Pulling up the “job ladder”

Economic recessions are bad for everyone. Unemployment spikes, wage growth slows, investors suffer losses as stock and bond markets reel, and businesses fail. But economists have long seen a silver lining in economic downturns. Joseph Schumpeter famously wrote of “creative destruction,” where the destruction of job and firms help more efficient firms spring up, boosting long-run economic growth. Some economists also talk about the “cleansing effect” of recessions. Yet a new working paper released by National Bureau of Economic Research shows that this silver lining is quite thin, particularly when it comes to workers.

The authors of the paper, Yale University’s Lisa B. Kahn and the U.S. Census Bureau’s Erika McEntarfer, look at data linking employees to employers to better understand changes in the movement of workers during recessions and booms.

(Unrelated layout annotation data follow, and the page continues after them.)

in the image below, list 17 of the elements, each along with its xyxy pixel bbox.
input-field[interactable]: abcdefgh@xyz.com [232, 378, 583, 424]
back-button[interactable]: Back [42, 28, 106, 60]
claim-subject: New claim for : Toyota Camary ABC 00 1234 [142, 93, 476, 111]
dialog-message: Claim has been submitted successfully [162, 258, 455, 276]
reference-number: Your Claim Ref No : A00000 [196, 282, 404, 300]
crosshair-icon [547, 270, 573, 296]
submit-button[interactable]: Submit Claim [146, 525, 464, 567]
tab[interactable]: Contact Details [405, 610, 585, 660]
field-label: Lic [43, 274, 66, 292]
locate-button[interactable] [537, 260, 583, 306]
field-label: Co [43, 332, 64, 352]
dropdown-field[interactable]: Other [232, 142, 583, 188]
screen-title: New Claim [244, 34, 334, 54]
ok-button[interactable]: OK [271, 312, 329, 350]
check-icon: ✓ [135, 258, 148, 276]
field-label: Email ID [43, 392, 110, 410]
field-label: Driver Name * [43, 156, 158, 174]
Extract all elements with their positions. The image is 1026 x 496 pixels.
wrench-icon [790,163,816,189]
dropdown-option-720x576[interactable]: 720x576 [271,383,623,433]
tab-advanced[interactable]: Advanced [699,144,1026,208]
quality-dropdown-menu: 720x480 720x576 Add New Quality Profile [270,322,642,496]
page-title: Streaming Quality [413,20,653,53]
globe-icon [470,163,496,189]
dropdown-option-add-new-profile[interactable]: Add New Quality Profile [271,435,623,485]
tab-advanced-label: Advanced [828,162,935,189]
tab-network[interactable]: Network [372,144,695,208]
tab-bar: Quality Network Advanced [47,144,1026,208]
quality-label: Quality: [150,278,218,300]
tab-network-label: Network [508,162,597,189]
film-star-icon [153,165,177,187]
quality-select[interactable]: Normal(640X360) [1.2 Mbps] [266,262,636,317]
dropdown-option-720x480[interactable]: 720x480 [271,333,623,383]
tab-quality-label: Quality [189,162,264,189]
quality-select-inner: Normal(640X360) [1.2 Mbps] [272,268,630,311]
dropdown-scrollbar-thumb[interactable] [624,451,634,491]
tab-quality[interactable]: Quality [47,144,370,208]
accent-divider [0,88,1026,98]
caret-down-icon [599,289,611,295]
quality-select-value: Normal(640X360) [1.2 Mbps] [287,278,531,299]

The first trend they note is that employment at high- and low-paying firms expand and contract in different patterns. The expansion of high-paying firms is quite pro-cyclical, meaning they expand quickly as the overall economy does, and contract during recessions. Low-paying firms are less sensitive to the fluctuations of the overall economy. The result is that the average “quality” of employers, measured by how much they pay their workers, declines during recessions.

At the same time, Kahn and McEntarfer look at the movement of workers at the different types of firms. They find that pro-cyclical, high-paying firms are more likely to have workers leave the firm compared to low-paying firms. In fact, low-paying firms are less likely to have workers separate during recessions. This decline in separations is the reason why low-paying firms have relatively stronger employment growth during economic recessions. These firms aren’t hiring more workers, they are just retaining more of them. The authors find evidence that the decline in separations at low-paying firms is primarily driven by a decline in “voluntary separations,” better known as quitting a job.

So if low-paying firms don’t contract as much during recessions because workers are less likely to quit, then the idea that recessions improve the allocation of workers to companies seems unlikely. Unless we think all workers at low-paying firms at the beginning of a recession are ideally matched with their employers, then the downturn is holding back the advancement of workers.

Basically, the two authors find what economists call the “job ladder”— the ability of workers to move onto higher-paying companies —is pulled up during recessions.

Kahn and McEntarfer document that workers at low-paying firms are 20 percent less likely to advance to higher-paying firms during a recession than during an economic boom. And workers that get a job during a recession are likely to pay a wage penalty. These workers are more likely to get a job with a low-paying firm and, according to the authors’ calculations, a worker will be at a firm that pays about 3 percent less on average than if she had gotten a job during an economic boom.

Rather than cleanse the economy, recessions actually restrict workers from advancing to jobs that are better matches. And the loss isn’t just for the worker who makes less but for the overall economy as well. Workers who are better matched to the demands of their jobs will be more productive and therefore boost overall productivity. Kahn and McEntarfer’s paper is another reminder that the line between the short- and the long-run consequences of economic recessions can be quite blurry.